Acknowledging receipt of the sum of $95,000.00 that he appropriated from the construction mortgage, plaintiff's demand reflects a reduction CT Page 6364 by that sum and he maintains that the amount sought is evidenced by hundreds of canceled checks, invoices and receipts that are in evidence. Upon inspection, it is found that many of the plaintiff's checks were made payable to cash and lack endorsement although they were negotiated. Similarly, many of the bills and invoices were directed to plaintiff's residence at 178 Governors Hill Road or to some address in Waterbury so that it is not possible to determine from them where the materials were delivered or the services rendered. Consequently, the court is left with plaintiff's self serving written summaries as the principal evidence of the cost of construction materials, supplies and labor used to build the house at 144 Governors Hill Road and such evidence does not satisfy plaintiff's burden of proof.

The only sum found due and owing by the defendants to the plaintiff, by a fair preponderance of the evidence is $9,729.00 for materials and labor in connection with the construction of the attic rooms.

Undoubtedly the defendants have benefited at the expense of the plaintiff. His skill and services have provided them with additional rooms including a bathroom, at their residence and therefore the court finds that an implied contract exists for the value of plaintiff's services and the cost of construction.

"Quantum meruit is the remedy available to a party when the trier of fact determines that an implied contract for services existed between the parties, and that, therefore, the plaintiff is entitled to the reasonable value of services rendered. Such contracts are determined from evidence of the parties' course of conduct which implies a promise to pay for the services rendered." (Citation omitted.) Burns v. Koellmer, 11 Conn.
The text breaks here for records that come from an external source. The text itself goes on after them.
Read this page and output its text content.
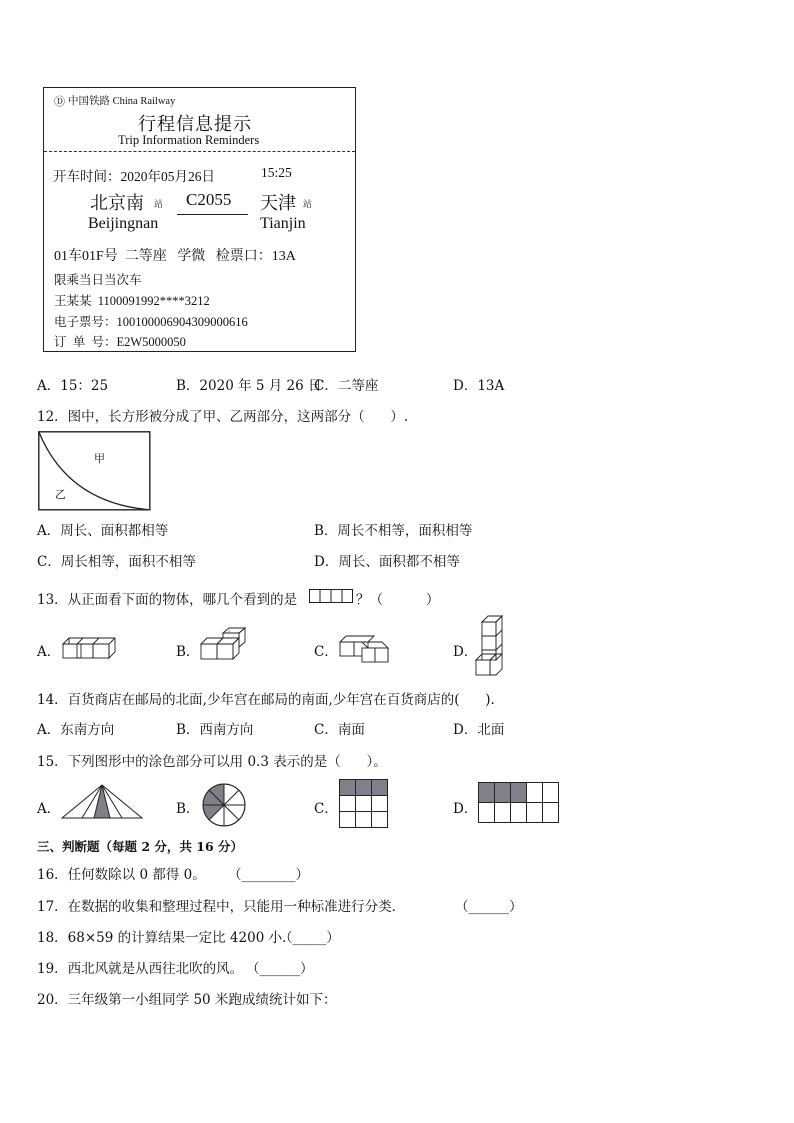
Ⓓ 中国铁路 China Railway
行程信息提示
Trip Information Reminders
开车时间：2020年05月26日	15:25
北京南 站 C2055 天津 站
Beijingnan	Tianjin
01车01F号  二等座   学微   检票口：13A
限乘当日当次车
王某某  1100091992****3212
电子票号：10010000690430900​0616
订  单  号：E2W5000050
A．15：25	B．2020 年 5 月 26 日
C．二等座	D．13A
12．图中，长方形被分成了甲、乙两部分，这两部分（      ）.
甲
乙
A．周长、面积都相等	B．周长不相等，面积相等
C．周长相等，面积不相等	D．周长、面积都不相等
13．从正面看下面的物体，哪几个看到的是	？（          ）
A．	B．	C．	D．
14．百货商店在邮局的北面,少年宫在邮局的南面,少年宫在百货商店的(      ).
A．东南方向	B．西南方向	C．南面	D．北面
15．下列图形中的涂色部分可以用 0.3 表示的是（      ）。
A．	B．	C．	D．
三、判断题（每题 2 分，共 16 分）
16．任何数除以 0 都得 0。 （________）
17．在数据的收集和整理过程中，只能用一种标准进行分类．	（______）
18．68×59 的计算结果一定比 4200 小．
（_____）
19．西北风就是从西往北吹的风。 （______）
20．三年级第一小组同学 50 米跑成绩统计如下：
App. 375, 383, 527 A.2d 1210 (1987)

In accord with the foregoing, the court finds the issues for the defendants on all counts of plaintiff's complaint with the exception of Count Seven (Quantum Meruit as to defendants, Ali Alibigi and Lili Alibigi), and judgment will so enter.

As to Count Seven of plaintiff's complaint, judgment will enter in favor of the plaintiff and against the defendants Ali Alibigi and Lili Alibigi and it is adjudged that the plaintiff recover of said defendants the sum of $9,729.00 and costs of suit.